I thought if I qualify for Pip only then I will get support I need lol
Thanks all for your replies I really appreciate it I have no one to talk about everyone in family says it will be fine but no one understands my struggle
I struggle with cooking well I don’t cook anymore avoids bath ad had 2 falls while getting out of bath waiting for physio appointment or something.
I’m on my bed most of the day or I manage chores in morning when I’m bit fresh rest of day I stay on my bed lol
I’m waiting for MS nurse to ring me for Dmt’s options.at Ms clinic Dr did say he will put me on different medication for my dizziness and will work with my walking but I didn’t ask when and how lol
not necessarily. OK if your in the UK ring your local ADULT SOCIAL SERVICES TEAM, they will or should come to you and do a full care assessment. This is great as they will support you and point you in the right direction.

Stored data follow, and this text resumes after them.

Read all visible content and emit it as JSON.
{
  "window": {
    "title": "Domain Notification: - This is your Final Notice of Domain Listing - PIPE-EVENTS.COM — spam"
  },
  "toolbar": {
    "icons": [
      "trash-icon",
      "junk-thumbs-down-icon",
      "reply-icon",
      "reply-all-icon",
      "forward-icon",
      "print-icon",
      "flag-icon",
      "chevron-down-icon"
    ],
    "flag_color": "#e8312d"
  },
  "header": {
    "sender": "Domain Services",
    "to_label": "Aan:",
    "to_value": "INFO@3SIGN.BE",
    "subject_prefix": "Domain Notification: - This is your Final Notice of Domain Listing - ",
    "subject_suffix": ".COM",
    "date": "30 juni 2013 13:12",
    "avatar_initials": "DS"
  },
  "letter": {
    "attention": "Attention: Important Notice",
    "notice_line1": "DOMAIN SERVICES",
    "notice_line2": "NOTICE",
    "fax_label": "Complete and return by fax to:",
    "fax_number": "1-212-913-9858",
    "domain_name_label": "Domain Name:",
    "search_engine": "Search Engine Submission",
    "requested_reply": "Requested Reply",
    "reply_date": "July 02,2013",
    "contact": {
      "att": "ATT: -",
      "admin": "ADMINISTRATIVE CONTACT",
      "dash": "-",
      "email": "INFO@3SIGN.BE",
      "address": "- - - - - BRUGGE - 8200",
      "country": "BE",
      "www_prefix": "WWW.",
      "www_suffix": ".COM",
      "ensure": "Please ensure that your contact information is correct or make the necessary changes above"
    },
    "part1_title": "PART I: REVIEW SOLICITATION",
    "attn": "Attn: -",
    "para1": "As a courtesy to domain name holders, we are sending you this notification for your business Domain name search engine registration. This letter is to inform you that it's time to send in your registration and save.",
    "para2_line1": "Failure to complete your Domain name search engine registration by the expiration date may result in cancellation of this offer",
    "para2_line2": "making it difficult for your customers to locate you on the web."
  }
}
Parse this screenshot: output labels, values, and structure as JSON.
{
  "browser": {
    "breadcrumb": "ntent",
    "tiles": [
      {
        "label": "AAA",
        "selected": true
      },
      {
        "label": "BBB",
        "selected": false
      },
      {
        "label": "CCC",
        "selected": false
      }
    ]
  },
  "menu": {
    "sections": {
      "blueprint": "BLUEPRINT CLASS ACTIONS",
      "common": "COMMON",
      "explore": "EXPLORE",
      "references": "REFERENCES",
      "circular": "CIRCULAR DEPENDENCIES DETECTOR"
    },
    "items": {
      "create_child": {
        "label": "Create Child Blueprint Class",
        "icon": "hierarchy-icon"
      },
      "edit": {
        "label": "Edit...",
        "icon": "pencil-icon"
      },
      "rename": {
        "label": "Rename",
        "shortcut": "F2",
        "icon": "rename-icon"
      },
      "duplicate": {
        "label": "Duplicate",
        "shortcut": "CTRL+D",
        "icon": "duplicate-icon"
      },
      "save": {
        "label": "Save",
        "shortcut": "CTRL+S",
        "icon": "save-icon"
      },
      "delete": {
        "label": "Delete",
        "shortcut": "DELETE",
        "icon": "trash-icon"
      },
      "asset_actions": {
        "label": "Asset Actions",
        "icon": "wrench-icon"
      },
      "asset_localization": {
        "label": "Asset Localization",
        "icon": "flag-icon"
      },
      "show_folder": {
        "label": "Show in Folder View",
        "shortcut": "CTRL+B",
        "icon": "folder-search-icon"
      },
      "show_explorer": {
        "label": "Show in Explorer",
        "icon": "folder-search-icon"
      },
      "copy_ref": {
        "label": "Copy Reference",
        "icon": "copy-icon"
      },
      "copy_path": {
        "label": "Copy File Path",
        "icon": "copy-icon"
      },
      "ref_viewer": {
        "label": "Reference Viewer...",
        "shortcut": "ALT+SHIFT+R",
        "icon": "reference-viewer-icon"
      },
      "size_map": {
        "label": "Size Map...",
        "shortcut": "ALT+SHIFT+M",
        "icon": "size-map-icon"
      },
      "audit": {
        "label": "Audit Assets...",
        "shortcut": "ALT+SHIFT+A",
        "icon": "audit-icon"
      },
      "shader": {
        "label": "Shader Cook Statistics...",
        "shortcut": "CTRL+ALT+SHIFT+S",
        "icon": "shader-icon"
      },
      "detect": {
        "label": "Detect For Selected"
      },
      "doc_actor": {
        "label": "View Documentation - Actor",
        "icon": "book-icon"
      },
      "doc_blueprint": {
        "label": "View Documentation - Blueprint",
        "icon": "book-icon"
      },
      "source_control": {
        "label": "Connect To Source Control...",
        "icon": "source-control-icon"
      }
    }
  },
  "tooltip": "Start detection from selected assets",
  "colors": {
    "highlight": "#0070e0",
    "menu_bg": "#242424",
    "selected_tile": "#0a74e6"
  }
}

This is YOUR RIGHT ok. you can get the number just google ASST in your area. its how i did it hun. xxx
Yes it is difficult process getting PIP and can be very stressful but it will be worth it as it can open doors to other things you may be entitled to.
I second all that has been said above. PiP is more about how your condition effects your everyday life and the help you need to enable you to have a decent quality of life.
I recently went through the process for the 2nd time. I asked for a mandatory reconsideration and was given standard rate PiP this time I
appealed the decision, i was fully prepared to go to court. In the end they asked for further evidence and I supplied up to date letter from my GP who clearly listed the way my condition was affecting and limiting me and also a letter from my Sister who helps with my daily needs. I was granted the higher rate for 3 years. I would encourage you to apply you can get help from Charities I found the Brain Charity really helpful in filling forms etc. Benefit & Works site has invaluable information, help etc.
Don’t be put off thinking you need tons of historical medical evidence, once you have your diagnosis and can produce a consultants letter explaining how the disease affects you and you then go on to explain how you are unable to perform certain tasks ‘Reliably, Repeatedly, Safely and in a Reasonable time’. Start from when you first started getting symptom, start keeping a daily diary symptoms, what help was need. List what aids you need etc. Wish you the best of luck with your application.